Efeu - Die Kulturrundschau vom 03.01.2017 finden Sie hier

Politik

An eine ewige Wahrheit erinnert Richard Herzinger in der Welt mit Blick auf Putin und seine Verharmloser im Westen: "Autoritäre und totalitäre Führer und Bewegungen waren nie die Verursacher der Krise jener Demokratien, die sie am Ende beseitigten. Wohl aber verstanden sie es, diese so weit zu verschärfen, dass sie für die demokratische Gesellschaft tödlich endete. Erleichtert wurde ihnen dieses Zerstörungswerk stets dadurch, dass die Demokraten ihre Gefährlichkeit unterschätzten."

Die Historikerin Sophie Bessis kritisiert in Libération die Linke in Tunesien und anderen Ländern des Maghreb, die einen angeblich vom Mossad ermordeten tunesischen Islamisten und Hamas-Anhänger zum Märtyrer erklären, während sie zur Bombardierung der Zivilbevölkerung in Aleppo schweigen: "Warum verschweigen diese Herolde der Laizität nach syrischer Art die Tatsache, dass die wichtigsten Unterstützer Baschar al-Assads die Islamische Republik Iran und der libanesische Hisbollah - wörtlich 'Partei Gottes - sind?"
Archiv: Politik

Kulturpolitik

In der SZ kritisiert Rudolf Neumaier das geplante neue Bundesarchivgesetz: "Als Archivar könnte man sich leicht entmündigt fühlen von dem neuen Gesetz.

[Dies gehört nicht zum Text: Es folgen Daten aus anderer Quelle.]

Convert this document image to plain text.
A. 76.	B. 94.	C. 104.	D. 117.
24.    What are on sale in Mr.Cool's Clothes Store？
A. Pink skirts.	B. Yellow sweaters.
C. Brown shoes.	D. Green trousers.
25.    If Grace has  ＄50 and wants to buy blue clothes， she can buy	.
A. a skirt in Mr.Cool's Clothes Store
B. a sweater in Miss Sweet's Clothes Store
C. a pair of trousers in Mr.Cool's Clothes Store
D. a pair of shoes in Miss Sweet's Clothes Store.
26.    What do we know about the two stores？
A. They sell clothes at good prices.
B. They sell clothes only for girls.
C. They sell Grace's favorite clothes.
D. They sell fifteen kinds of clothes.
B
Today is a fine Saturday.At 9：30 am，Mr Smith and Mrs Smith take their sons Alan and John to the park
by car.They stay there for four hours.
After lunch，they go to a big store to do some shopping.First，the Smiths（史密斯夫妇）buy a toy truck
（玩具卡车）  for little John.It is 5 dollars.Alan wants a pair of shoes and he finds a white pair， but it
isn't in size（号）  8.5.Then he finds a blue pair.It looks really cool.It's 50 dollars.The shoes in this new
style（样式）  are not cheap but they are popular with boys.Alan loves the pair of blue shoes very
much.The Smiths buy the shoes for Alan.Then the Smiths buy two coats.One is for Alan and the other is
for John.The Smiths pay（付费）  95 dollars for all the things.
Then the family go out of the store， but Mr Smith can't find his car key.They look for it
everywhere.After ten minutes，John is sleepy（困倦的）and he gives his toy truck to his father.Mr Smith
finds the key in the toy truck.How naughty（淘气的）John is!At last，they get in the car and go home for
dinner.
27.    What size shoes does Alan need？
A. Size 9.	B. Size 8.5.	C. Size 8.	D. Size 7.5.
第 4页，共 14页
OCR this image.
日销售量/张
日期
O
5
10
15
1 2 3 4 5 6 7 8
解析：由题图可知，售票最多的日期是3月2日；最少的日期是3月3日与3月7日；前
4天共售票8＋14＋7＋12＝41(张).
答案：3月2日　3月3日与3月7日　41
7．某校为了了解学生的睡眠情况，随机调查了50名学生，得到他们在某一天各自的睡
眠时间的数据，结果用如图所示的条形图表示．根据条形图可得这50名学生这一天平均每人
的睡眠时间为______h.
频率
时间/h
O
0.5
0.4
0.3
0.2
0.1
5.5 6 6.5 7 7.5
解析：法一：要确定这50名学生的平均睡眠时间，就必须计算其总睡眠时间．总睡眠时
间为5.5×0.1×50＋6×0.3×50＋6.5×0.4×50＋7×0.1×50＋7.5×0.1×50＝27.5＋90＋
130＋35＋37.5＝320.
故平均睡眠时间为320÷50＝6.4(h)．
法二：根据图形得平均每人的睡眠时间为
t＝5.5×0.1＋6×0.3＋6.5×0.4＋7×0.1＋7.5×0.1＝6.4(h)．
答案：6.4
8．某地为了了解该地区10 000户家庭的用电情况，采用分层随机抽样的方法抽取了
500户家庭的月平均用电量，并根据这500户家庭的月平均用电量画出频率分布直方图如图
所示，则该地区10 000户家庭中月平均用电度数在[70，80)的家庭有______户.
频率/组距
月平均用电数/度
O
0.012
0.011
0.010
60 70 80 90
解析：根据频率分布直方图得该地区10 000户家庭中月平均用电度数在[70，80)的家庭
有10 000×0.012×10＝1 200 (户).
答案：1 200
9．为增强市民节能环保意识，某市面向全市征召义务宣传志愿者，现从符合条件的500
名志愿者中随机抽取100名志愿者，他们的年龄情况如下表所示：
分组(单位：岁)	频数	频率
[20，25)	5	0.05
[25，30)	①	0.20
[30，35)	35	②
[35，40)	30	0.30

Die Frage nach der Hoheit über Akten, die in laufenden Verwaltungsprozessen nicht mehr gebraucht werden, aber für zeithistorische Forschung relevant sein könnten, beantworten die neuen Regeln tendenziell gegen die Archive - und damit gegen die gebotene Nachprüfbarkeit von Regierungsentscheidungen und Verwaltungshandeln."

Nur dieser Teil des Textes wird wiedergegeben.